Afterwards, other new companies arose from the initiative of technicians and scientists who, working in research centers and universities, developed products to optimize aquaculture production and decided to launch their own businesses to scale this production at an industrial level. Other suppliers from other industries also saw opportunities in aquaculture and gradually developed adaptations for products like: water pumps, fish and shrimp pumps, filters, heaters, chillers, tanks, aquariums, feeders and even complete water recirculation systems.
As a result of this growth trajectory of suppliers, there is now an important number of companies
of relatively recent creation that, with much enthusiasm but little experience and business culture, have functioned as one of the pillars supporting the growth of aquaculture production worldwide.
The majority of suppliers for the aquaculture industry are companies
that range from micro-businesses to small and medium-sized firms, lacking well-defined process structures, especially in quality control and response to complaints, and most do not have a fast response to changes or increases in orders. Many such companies do not have a well-trained technical staff of vendors that can assist the producer in the technological adaptation of new products or services into their farms, and when they do it is insufficient at best. Additionally, most are financially weak, so despite having an important technological value for the market, many of them sell their products below that value in order to stay afloat.

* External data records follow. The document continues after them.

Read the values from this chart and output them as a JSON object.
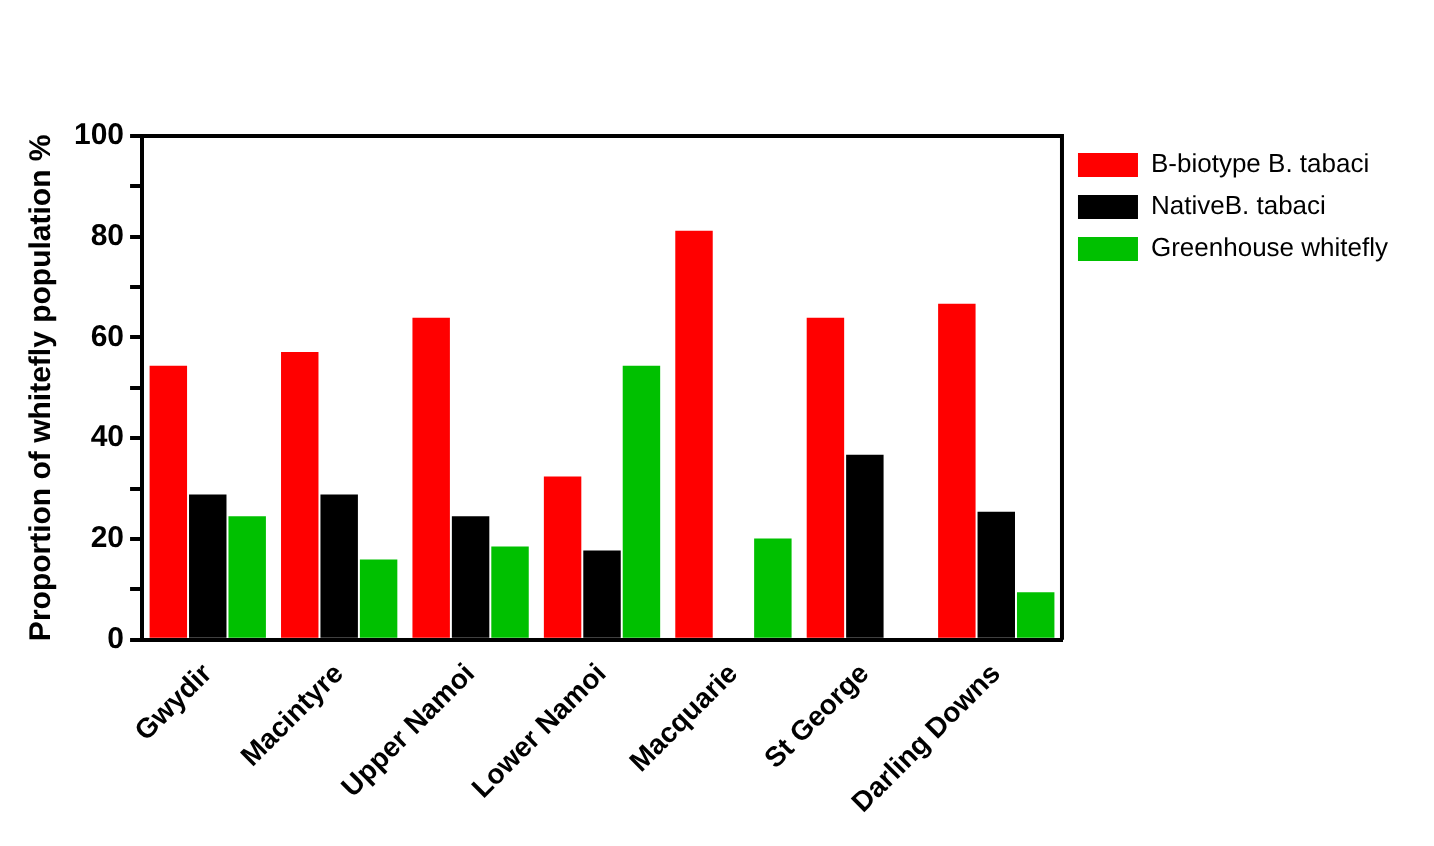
{
  "chart_data": {
    "type": "bar",
    "ylabel": "Proportion of whitefly population %",
    "categories": [
      "Gwydir",
      "Macintyre",
      "Upper Namoi",
      "Lower Namoi",
      "Macquarie",
      "St George",
      "Darling Downs"
    ],
    "series": [
      {
        "name": "B-biotype B. tabaci",
        "color": "#ff0000",
        "values": [
          54.4,
          57.1,
          63.9,
          32.4,
          81.2,
          63.9,
          66.7
        ]
      },
      {
        "name": "NativeB. tabaci",
        "color": "#000000",
        "values": [
          28.8,
          28.8,
          24.5,
          17.7,
          0,
          36.7,
          25.4
        ]
      },
      {
        "name": "Greenhouse whitefly",
        "color": "#00c000",
        "values": [
          24.5,
          15.9,
          18.5,
          54.4,
          20.1,
          0,
          9.4
        ]
      }
    ],
    "ylim": [
      0,
      100
    ],
    "yticks": [
      0,
      {
        "value": 10,
        "label": null
      },
      20,
      {
        "value": 30,
        "label": null
      },
      40,
      {
        "value": 50,
        "label": null
      },
      60,
      {
        "value": 70,
        "label": null
      },
      80,
      {
        "value": 90,
        "label": null
      },
      100
    ],
    "grid": false,
    "legend": "right"
  }
}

The final result is a variety of companies and products with great potential but which are in the middle of the development process, with moderately trained personnel, marginally stable finances and with “sort of defined” future development plans. In the face of an industry crisis, few of these businesses would survive. It is important that governments and world development agencies consider the growth and strengthening of the supply chains of the aquaculture industry as a determining factor for any possible expansion and growth of this activity. Aquaculture is included in the UN agenda, and in the perspective of financial and investment funds, as an industry whose destiny is to grow and grow. However, the supply chains of goods and services for aquaculture production are currently “square wheels” that are preventing that growth. The investment at this point in time must be directed there.